How long it will remain alive is an open question. It’s presumably made out of the same foam that the light seals were made out of. This “death pad” (It’s official, I’m changing the name. Take note, internet.) is a source of constant anxiety when I’m shooting with the Yashica Electro 35GS. I listen carefully and move the lever slowly after each frame, and breathe a little sigh of relief with each ker-chunk.
Unlike the film advance, the shutter itself is practically silent. I have taken more than a few blurry pictures of my confused face on occasions where I thought the shutter wasn’t working at all. Considering the shutter button is like, four inches tall, you’d expect a big noise when you finally hit bottom (a chick-KA!, perhaps?).
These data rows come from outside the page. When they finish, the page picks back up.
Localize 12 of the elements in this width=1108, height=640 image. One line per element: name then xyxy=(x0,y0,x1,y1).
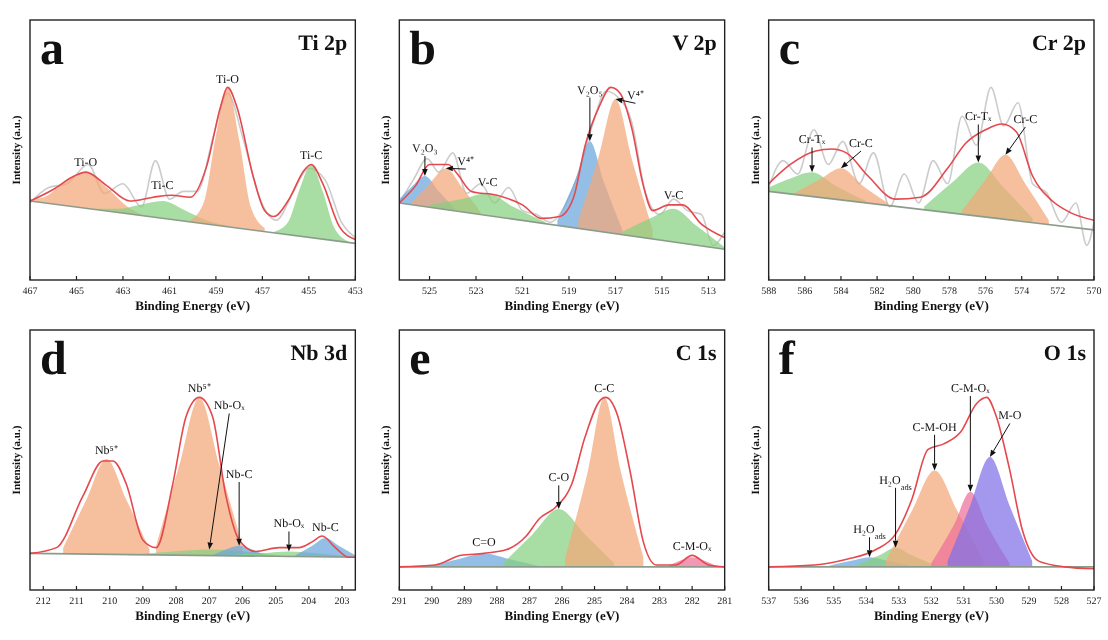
chart-title: V 2p xyxy=(672,32,717,56)
chart-title: Cr 2p xyxy=(1032,32,1086,56)
text: b xyxy=(409,24,437,76)
chart-title: Nb 3d xyxy=(290,342,348,366)
text: f xyxy=(778,334,797,386)
text: a xyxy=(40,24,64,76)
chart-title: O 1s xyxy=(1043,342,1088,366)
chart-title: C 1s xyxy=(675,342,719,366)
text: e xyxy=(409,334,432,386)
text: c xyxy=(778,24,801,76)
chart-title: Ti 2p xyxy=(298,32,348,56)
text: d xyxy=(40,334,68,386)
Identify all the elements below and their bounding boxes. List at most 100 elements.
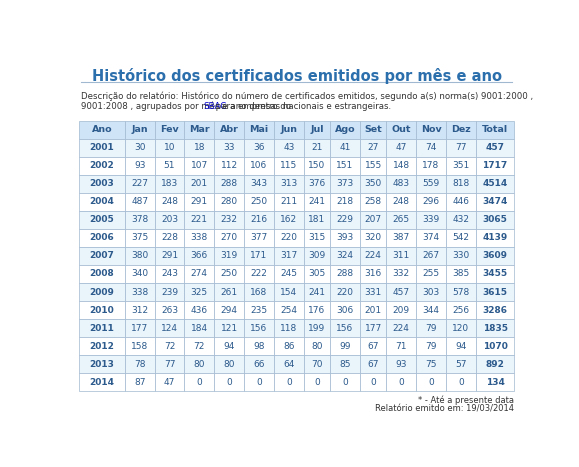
Text: 78: 78	[134, 360, 145, 368]
Bar	[244, 283, 274, 301]
Bar	[244, 265, 274, 283]
Bar	[124, 373, 155, 391]
Bar	[330, 139, 360, 157]
Bar	[244, 193, 274, 211]
Text: 64: 64	[283, 360, 295, 368]
Text: 270: 270	[221, 234, 238, 242]
Text: 3455: 3455	[482, 269, 508, 278]
Bar	[476, 247, 514, 265]
Bar	[184, 175, 214, 193]
Text: 319: 319	[221, 251, 238, 261]
Text: 2001: 2001	[90, 143, 114, 152]
Text: 79: 79	[425, 341, 437, 351]
Text: 325: 325	[190, 288, 208, 297]
Bar	[304, 301, 330, 319]
Bar	[244, 355, 274, 373]
Bar	[155, 373, 184, 391]
Bar	[124, 139, 155, 157]
Text: 243: 243	[161, 269, 178, 278]
Text: 77: 77	[455, 143, 467, 152]
Text: 0: 0	[196, 378, 202, 387]
Bar	[274, 265, 304, 283]
Bar	[304, 355, 330, 373]
Text: 338: 338	[190, 234, 208, 242]
Text: 209: 209	[393, 305, 410, 315]
Text: 79: 79	[425, 324, 437, 333]
Text: Jun: Jun	[280, 125, 298, 134]
Bar	[360, 193, 386, 211]
Bar	[386, 373, 416, 391]
Text: 21: 21	[312, 143, 323, 152]
Bar	[446, 121, 476, 139]
Bar	[155, 265, 184, 283]
Text: 343: 343	[251, 179, 267, 188]
Bar	[386, 301, 416, 319]
Text: 36: 36	[253, 143, 265, 152]
Bar	[124, 283, 155, 301]
Bar	[476, 301, 514, 319]
Text: 313: 313	[280, 179, 298, 188]
Bar	[244, 301, 274, 319]
Text: 2003: 2003	[90, 179, 114, 188]
Bar	[330, 175, 360, 193]
Bar	[386, 121, 416, 139]
Text: 118: 118	[280, 324, 298, 333]
Text: para empresas nacionais e estrangeiras.: para empresas nacionais e estrangeiras.	[214, 102, 391, 111]
Text: 0: 0	[398, 378, 404, 387]
Bar	[79, 139, 124, 157]
Bar	[304, 229, 330, 247]
Bar	[446, 139, 476, 157]
Bar	[476, 157, 514, 175]
Text: 316: 316	[364, 269, 382, 278]
Bar	[360, 175, 386, 193]
Text: Fev: Fev	[160, 125, 179, 134]
Text: 432: 432	[452, 215, 470, 225]
Text: 218: 218	[336, 198, 354, 206]
Text: 9001:2008 , agrupados por mês e ano dentro do: 9001:2008 , agrupados por mês e ano dent…	[81, 102, 294, 111]
Bar	[79, 337, 124, 355]
Text: 199: 199	[308, 324, 325, 333]
Text: 93: 93	[134, 161, 145, 170]
Text: 115: 115	[280, 161, 298, 170]
Text: 228: 228	[161, 234, 178, 242]
Bar	[446, 175, 476, 193]
Text: 265: 265	[393, 215, 410, 225]
Bar	[79, 373, 124, 391]
Bar	[155, 211, 184, 229]
Text: 2009: 2009	[90, 288, 115, 297]
Bar	[476, 355, 514, 373]
Text: 0: 0	[226, 378, 232, 387]
Text: 27: 27	[368, 143, 379, 152]
Bar	[124, 355, 155, 373]
Text: Nov: Nov	[420, 125, 441, 134]
Text: 181: 181	[308, 215, 325, 225]
Text: 3286: 3286	[482, 305, 508, 315]
Bar	[304, 193, 330, 211]
Bar	[214, 157, 244, 175]
Text: 350: 350	[364, 179, 382, 188]
Bar	[274, 229, 304, 247]
Bar	[244, 157, 274, 175]
Text: 184: 184	[190, 324, 208, 333]
Text: 99: 99	[339, 341, 351, 351]
Text: 121: 121	[221, 324, 238, 333]
Bar	[304, 139, 330, 157]
Bar	[155, 319, 184, 337]
Bar	[274, 355, 304, 373]
Bar	[476, 265, 514, 283]
Bar	[214, 265, 244, 283]
Text: 245: 245	[280, 269, 298, 278]
Bar	[360, 139, 386, 157]
Text: 331: 331	[364, 288, 382, 297]
Bar	[184, 229, 214, 247]
Text: 156: 156	[336, 324, 354, 333]
Text: * - Até a presente data: * - Até a presente data	[419, 396, 514, 405]
Text: 177: 177	[131, 324, 148, 333]
Bar	[274, 373, 304, 391]
Text: 280: 280	[221, 198, 238, 206]
Bar	[184, 265, 214, 283]
Bar	[79, 229, 124, 247]
Bar	[330, 121, 360, 139]
Bar	[214, 139, 244, 157]
Bar	[386, 139, 416, 157]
Depressing the shutter button halfway will activate the light meter. If the shutter speed is too slow (below 1/30th I believe), a yellow arrow lights up in the viewfinder to show you which direction to turn the aperture ring. If the meter is reading more light than what will make a proper exposure at 1/500th (maximum shutter speed), a red arrow appears pointing in the opposite direction. The idea is to turn the aperture until both yellow and red arrows disappear. This should give you a little bit of wiggle room in selecting an aperture that suits your style. There are also red and yellow lamps on top of the camera that mirror the activity in the viewfinder. I guess this is for people who don’t need viewfinders. I do, and I find that the arrows are a little hard to see, especially in daylight conditions.
The viewfinder itself is bright, and the focusing patch is fairly easy to see. The frame lines move as you focus to compensate for parallax error, which is pretty cool. I always feel like I need to step back when framing shots, like the viewfinder is crowded, but maybe that’s common for rangefinders.
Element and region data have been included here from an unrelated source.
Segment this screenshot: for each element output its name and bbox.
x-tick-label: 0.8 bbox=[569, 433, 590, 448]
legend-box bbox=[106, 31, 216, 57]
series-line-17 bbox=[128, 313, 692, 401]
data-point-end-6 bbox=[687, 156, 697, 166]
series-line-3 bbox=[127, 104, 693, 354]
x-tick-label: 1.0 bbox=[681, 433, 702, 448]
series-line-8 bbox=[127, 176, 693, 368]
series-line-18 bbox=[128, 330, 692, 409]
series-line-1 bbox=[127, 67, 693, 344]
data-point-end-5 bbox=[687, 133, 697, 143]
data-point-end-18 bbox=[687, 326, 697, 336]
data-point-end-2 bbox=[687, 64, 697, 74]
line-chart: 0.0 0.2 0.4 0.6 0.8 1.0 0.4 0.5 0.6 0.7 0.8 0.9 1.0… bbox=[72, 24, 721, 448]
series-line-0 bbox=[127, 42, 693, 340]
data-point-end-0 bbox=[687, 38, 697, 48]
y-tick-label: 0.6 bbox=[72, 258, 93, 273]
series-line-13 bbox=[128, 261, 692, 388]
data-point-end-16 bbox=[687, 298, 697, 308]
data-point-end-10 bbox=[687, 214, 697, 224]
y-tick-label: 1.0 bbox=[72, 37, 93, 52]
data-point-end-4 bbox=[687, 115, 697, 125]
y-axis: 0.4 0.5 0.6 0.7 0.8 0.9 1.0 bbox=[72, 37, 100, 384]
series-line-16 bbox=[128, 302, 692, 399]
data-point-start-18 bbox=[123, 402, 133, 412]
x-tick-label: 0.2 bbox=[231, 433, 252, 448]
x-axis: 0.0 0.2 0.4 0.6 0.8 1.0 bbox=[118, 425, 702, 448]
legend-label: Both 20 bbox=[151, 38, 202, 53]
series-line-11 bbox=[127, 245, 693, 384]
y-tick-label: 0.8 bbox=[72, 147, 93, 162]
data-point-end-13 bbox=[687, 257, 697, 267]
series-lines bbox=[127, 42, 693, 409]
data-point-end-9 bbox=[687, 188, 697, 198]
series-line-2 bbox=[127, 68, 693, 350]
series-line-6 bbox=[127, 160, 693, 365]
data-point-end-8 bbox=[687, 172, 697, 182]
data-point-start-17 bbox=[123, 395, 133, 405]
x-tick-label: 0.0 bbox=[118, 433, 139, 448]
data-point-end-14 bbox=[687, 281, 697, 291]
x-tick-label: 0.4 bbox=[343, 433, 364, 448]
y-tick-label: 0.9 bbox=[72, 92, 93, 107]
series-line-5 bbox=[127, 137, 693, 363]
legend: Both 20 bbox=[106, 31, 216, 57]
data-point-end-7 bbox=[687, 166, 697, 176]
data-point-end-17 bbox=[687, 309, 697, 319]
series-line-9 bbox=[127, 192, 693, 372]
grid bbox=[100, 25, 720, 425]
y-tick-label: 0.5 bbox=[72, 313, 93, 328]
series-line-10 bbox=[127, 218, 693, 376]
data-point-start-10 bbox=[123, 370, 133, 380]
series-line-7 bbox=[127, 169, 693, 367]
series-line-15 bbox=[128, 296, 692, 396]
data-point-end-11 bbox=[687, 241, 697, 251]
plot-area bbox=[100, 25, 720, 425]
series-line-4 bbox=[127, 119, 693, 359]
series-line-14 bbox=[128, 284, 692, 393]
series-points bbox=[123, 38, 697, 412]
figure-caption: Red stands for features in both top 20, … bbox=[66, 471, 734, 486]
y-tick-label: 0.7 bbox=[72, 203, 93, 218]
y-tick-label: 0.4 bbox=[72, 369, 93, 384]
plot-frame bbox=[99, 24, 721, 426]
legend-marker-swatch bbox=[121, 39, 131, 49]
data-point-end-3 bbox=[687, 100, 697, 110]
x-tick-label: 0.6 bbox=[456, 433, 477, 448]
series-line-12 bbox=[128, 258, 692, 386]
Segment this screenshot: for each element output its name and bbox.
Ultimately, using the Yashica Electro 35GS made me realize that I mostly prefer SLRs (I do own some other cameras). I’m a little bit particular with my horizontal and vertical lines, and I have a hard time making frames that are level and plumb with this camera. Also, there’s no way to “lock in” a shutter speed setting; to make an exposure compensation, you have to trick the sensor by changing the film speed. It’s a process, and not at all spontaneous.
There have been many times in the past couple of years when I thought I would sell this camera. The accumulation of small problems mentioned above – and my anxiety about the life expectancy of a camera as old as I am – made me reconsider this purchase, despite the fact that it cost very little. But every time I say, “Well, I’ll just shoot one more roll,” I’m amazed at the sharpness and contrast I get from the Yashinon lens. Not too long ago I bought an M42 mount version of this lens for my Pentax Spotmatic, figuring I could get the same results with an SLR. But – what the heck!? – the rear element interferes with the mirror return when it’s focused at infinity. The same thing happens with my Praktica bodies. And I can’t justify buying a Yashica SLR body just to use that lens (or can I?).
Anyway, a couple months ago, I had an unused roll of Fomapan 400 left over from my summer vacation. I figured I’d pop it in the Electro just for fun. I took it for quiet walks in my city, and took some pictures of people trying to view the eclipse with their crazy, homemade contraptions. This was just low-pressure, day-to-day shooting, and using the Electro felt spontaneous and easy. I developed and scanned at home, as usual. Everything looked super, and there were quite a few keepers in the bunch. I think I finally might be warming up to this camera. Maybe I’ll keep it after all.